Vous pouvez lire ici l’article du Ouest-France. Si vous n’y connaissez rien à la cyber, vous pouvez toujours le faire regarder par vos enfants en bas âge, ils devraient trouver le sommeil rapidement, comme s’ils avaient regardé bonne nuit les petits.

Une lecture rapide du tweet peut amener à simplement se demander où est le problème. Il est en fait très simple : si le pivot de la stratégie consiste à « tenter d’attribuer l’attaque », alors comment est-on sûr de répondre au véritable agresseur ? Admet-on par anticipation des « dommages collatéraux » dans une frappe cyber, tellement collatéraux d’ailleurs qu’ils sont à côté de la plaque ? A moins que, comme les artilleurs, le CommCyber ait pour devise « je balance et Dieu guide » ? Tout cela ressemble fort à un délit de sale gueule cyber, ou, au vu de l’enthousiasme qui se dégage de la séquence vidéo, à un déficit de gros dodo (et nous revenons à bonne nuit les petits…).

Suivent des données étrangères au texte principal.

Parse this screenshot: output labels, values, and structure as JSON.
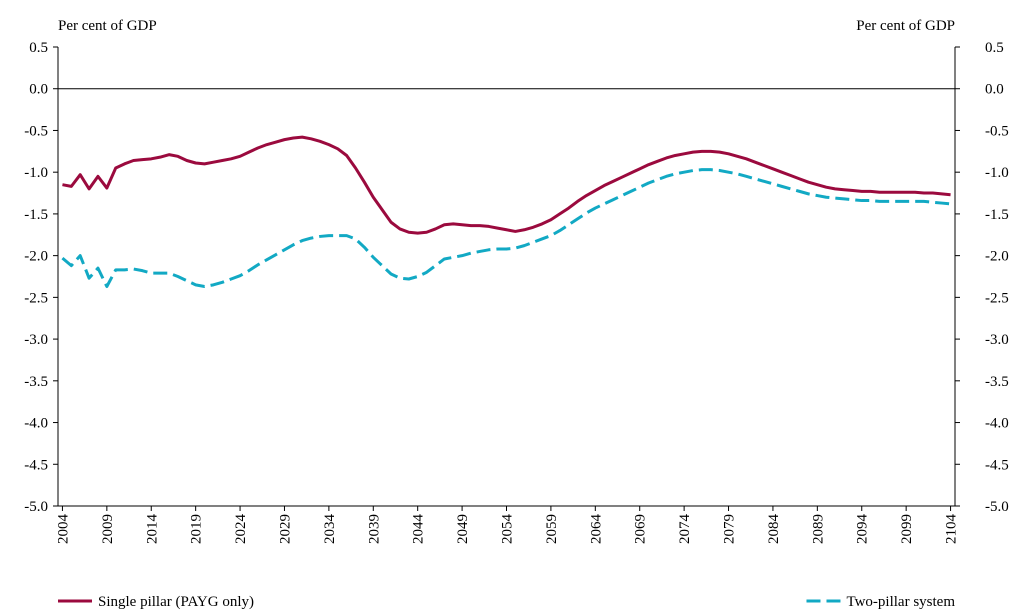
{
  "chart_data": {
    "type": "line",
    "y_label": "Per cent of GDP",
    "y2_label": "Per cent of GDP",
    "x": [
      2004,
      2005,
      2006,
      2007,
      2008,
      2009,
      2010,
      2011,
      2012,
      2013,
      2014,
      2015,
      2016,
      2017,
      2018,
      2019,
      2020,
      2021,
      2022,
      2023,
      2024,
      2025,
      2026,
      2027,
      2028,
      2029,
      2030,
      2031,
      2032,
      2033,
      2034,
      2035,
      2036,
      2037,
      2038,
      2039,
      2040,
      2041,
      2042,
      2043,
      2044,
      2045,
      2046,
      2047,
      2048,
      2049,
      2050,
      2051,
      2052,
      2053,
      2054,
      2055,
      2056,
      2057,
      2058,
      2059,
      2060,
      2061,
      2062,
      2063,
      2064,
      2065,
      2066,
      2067,
      2068,
      2069,
      2070,
      2071,
      2072,
      2073,
      2074,
      2075,
      2076,
      2077,
      2078,
      2079,
      2080,
      2081,
      2082,
      2083,
      2084,
      2085,
      2086,
      2087,
      2088,
      2089,
      2090,
      2091,
      2092,
      2093,
      2094,
      2095,
      2096,
      2097,
      2098,
      2099,
      2100,
      2101,
      2102,
      2103,
      2104
    ],
    "xlim": [
      2003.5,
      2104.5
    ],
    "xticks": [
      2004,
      2009,
      2014,
      2019,
      2024,
      2029,
      2034,
      2039,
      2044,
      2049,
      2054,
      2059,
      2064,
      2069,
      2074,
      2079,
      2084,
      2089,
      2094,
      2099,
      2104
    ],
    "ylim": [
      -5.0,
      0.5
    ],
    "yticks": [
      0.5,
      {
        "value": 0,
        "label": "0.0"
      },
      -0.5,
      {
        "value": -1,
        "label": "-1.0"
      },
      -1.5,
      {
        "value": -2,
        "label": "-2.0"
      },
      -2.5,
      {
        "value": -3,
        "label": "-3.0"
      },
      -3.5,
      {
        "value": -4,
        "label": "-4.0"
      },
      -4.5,
      {
        "value": -5,
        "label": "-5.0"
      }
    ],
    "y2lim": [
      -5.0,
      0.5
    ],
    "y2ticks": [
      0.5,
      {
        "value": 0,
        "label": "0.0"
      },
      -0.5,
      {
        "value": -1,
        "label": "-1.0"
      },
      -1.5,
      {
        "value": -2,
        "label": "-2.0"
      },
      -2.5,
      {
        "value": -3,
        "label": "-3.0"
      },
      -3.5,
      {
        "value": -4,
        "label": "-4.0"
      },
      -4.5,
      {
        "value": -5,
        "label": "-5.0"
      }
    ],
    "grid": false,
    "legend": "bottom",
    "series": [
      {
        "name": "Single pillar (PAYG only)",
        "color": "#9b0a3e",
        "dash": false,
        "values": [
          -1.15,
          -1.17,
          -1.03,
          -1.2,
          -1.05,
          -1.19,
          -0.95,
          -0.9,
          -0.86,
          -0.85,
          -0.84,
          -0.82,
          -0.79,
          -0.81,
          -0.86,
          -0.89,
          -0.9,
          -0.88,
          -0.86,
          -0.84,
          -0.81,
          -0.76,
          -0.71,
          -0.67,
          -0.64,
          -0.61,
          -0.59,
          -0.58,
          -0.6,
          -0.63,
          -0.67,
          -0.72,
          -0.8,
          -0.95,
          -1.12,
          -1.3,
          -1.45,
          -1.6,
          -1.68,
          -1.72,
          -1.73,
          -1.72,
          -1.68,
          -1.63,
          -1.62,
          -1.63,
          -1.64,
          -1.64,
          -1.65,
          -1.67,
          -1.69,
          -1.71,
          -1.69,
          -1.66,
          -1.62,
          -1.57,
          -1.5,
          -1.43,
          -1.35,
          -1.28,
          -1.22,
          -1.16,
          -1.11,
          -1.06,
          -1.01,
          -0.96,
          -0.91,
          -0.87,
          -0.83,
          -0.8,
          -0.78,
          -0.76,
          -0.75,
          -0.75,
          -0.76,
          -0.78,
          -0.81,
          -0.84,
          -0.88,
          -0.92,
          -0.96,
          -1.0,
          -1.04,
          -1.08,
          -1.12,
          -1.15,
          -1.18,
          -1.2,
          -1.21,
          -1.22,
          -1.23,
          -1.23,
          -1.24,
          -1.24,
          -1.24,
          -1.24,
          -1.24,
          -1.25,
          -1.25,
          -1.26,
          -1.27
        ]
      },
      {
        "name": "Two-pillar system",
        "color": "#12a9c4",
        "dash": true,
        "values": [
          -2.03,
          -2.12,
          -2.0,
          -2.27,
          -2.15,
          -2.37,
          -2.17,
          -2.17,
          -2.16,
          -2.18,
          -2.21,
          -2.21,
          -2.21,
          -2.25,
          -2.3,
          -2.35,
          -2.37,
          -2.35,
          -2.32,
          -2.28,
          -2.24,
          -2.18,
          -2.11,
          -2.05,
          -1.99,
          -1.93,
          -1.87,
          -1.82,
          -1.79,
          -1.77,
          -1.76,
          -1.76,
          -1.76,
          -1.8,
          -1.9,
          -2.02,
          -2.12,
          -2.22,
          -2.27,
          -2.28,
          -2.25,
          -2.2,
          -2.12,
          -2.04,
          -2.02,
          -2.0,
          -1.97,
          -1.95,
          -1.93,
          -1.92,
          -1.92,
          -1.91,
          -1.88,
          -1.84,
          -1.8,
          -1.76,
          -1.7,
          -1.63,
          -1.56,
          -1.49,
          -1.43,
          -1.38,
          -1.33,
          -1.28,
          -1.23,
          -1.18,
          -1.13,
          -1.09,
          -1.05,
          -1.02,
          -1.0,
          -0.98,
          -0.97,
          -0.97,
          -0.98,
          -1.0,
          -1.02,
          -1.05,
          -1.08,
          -1.11,
          -1.14,
          -1.17,
          -1.2,
          -1.23,
          -1.26,
          -1.28,
          -1.3,
          -1.31,
          -1.32,
          -1.33,
          -1.34,
          -1.34,
          -1.35,
          -1.35,
          -1.35,
          -1.35,
          -1.35,
          -1.35,
          -1.36,
          -1.37,
          -1.38
        ]
      }
    ]
  }
}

Ce qui m’amène à poser la question qui servira de fil à ce billet : l’attribution ne serait-elle pas comparable à une sentence judiciaire, dans la mesure où, de même qu’après la sentence, la décision est mise à exécution, après l’attribution, les mesures de rétorsion sont mises en œuvre ?

Alors, dans ce cas, « tenter d’attribuer l’attaque » reviendrait à « tenter de rendre une sentence ». Ce qui est pour le moins original, non ?

En première approche, la comparaison n’est pas si absurde qu’elle pourrait paraître.

Mais, m’objecteront certains, est-il bien raisonnable de comparer un acte de justice (sentence) à un acte de guerre (attribution) ?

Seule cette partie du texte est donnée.